Muriel Gold : Experiment in two tongues at the Saidye Bronfman Centre Theatre

"When the lights go up next Wednesday on the open stage of the Saidye Bronfman Centre, spectators will be watching, for the first time in Canadian drama history, Theatre Rencontre, an evening of two one-act, original plays in English and French....it does come as a surprise that the experiment under way at the Centre is a first." (Lawrence Sabbath, Montreal Star, March 16, 1973).  So began the collaboration between Allied Jewish Community Services, Saidye Bronfman Centre, Playwrights' Workshop, and the Centre d'Essai des Auteurs Dramatiques "to develop ways of rapprochement between Anglophones and Francophones and to sensitize the Jewish community to the importance of the French language and culture". As A.D., I included in our five-play season on the main stage, one Québecois play in translation to expose audiences to Québecois plays and artists.
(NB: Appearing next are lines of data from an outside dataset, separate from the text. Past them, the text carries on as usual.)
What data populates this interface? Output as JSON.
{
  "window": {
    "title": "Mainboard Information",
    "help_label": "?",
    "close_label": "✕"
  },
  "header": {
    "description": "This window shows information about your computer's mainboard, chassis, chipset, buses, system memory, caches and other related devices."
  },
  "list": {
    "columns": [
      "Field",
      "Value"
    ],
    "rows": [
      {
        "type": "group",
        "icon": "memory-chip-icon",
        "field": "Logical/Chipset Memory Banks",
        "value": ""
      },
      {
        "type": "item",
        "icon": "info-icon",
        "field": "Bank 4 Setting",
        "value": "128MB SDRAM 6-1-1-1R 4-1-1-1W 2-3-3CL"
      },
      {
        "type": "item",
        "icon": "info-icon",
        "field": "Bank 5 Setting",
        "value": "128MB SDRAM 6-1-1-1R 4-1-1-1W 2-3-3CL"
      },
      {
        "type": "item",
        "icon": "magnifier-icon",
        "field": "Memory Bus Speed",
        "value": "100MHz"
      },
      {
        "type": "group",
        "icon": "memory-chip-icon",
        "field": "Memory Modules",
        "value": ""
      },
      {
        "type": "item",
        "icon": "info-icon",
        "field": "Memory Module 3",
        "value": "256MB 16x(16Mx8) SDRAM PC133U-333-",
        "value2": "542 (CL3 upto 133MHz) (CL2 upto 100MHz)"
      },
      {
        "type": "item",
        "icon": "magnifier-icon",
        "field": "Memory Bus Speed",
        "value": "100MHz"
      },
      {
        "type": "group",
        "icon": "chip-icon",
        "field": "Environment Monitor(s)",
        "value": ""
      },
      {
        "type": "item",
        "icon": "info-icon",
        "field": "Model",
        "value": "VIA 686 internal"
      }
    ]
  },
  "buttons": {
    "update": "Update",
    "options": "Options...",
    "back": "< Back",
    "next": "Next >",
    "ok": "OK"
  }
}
The Saidye Bronfman Centre, a unique regional theatre housed in a cultural centre, itself an adjunct of a Jewish Community Centre was, from its outset, dedicated to building closer relationships between the various ethnic groups. "Its balanced repertoire of international and native scripts, its support of Canadian artists, its bilingual and bicultural experiments...make it a dynamic regional playhouse and a treasured national resource" (John Ripley, 1976).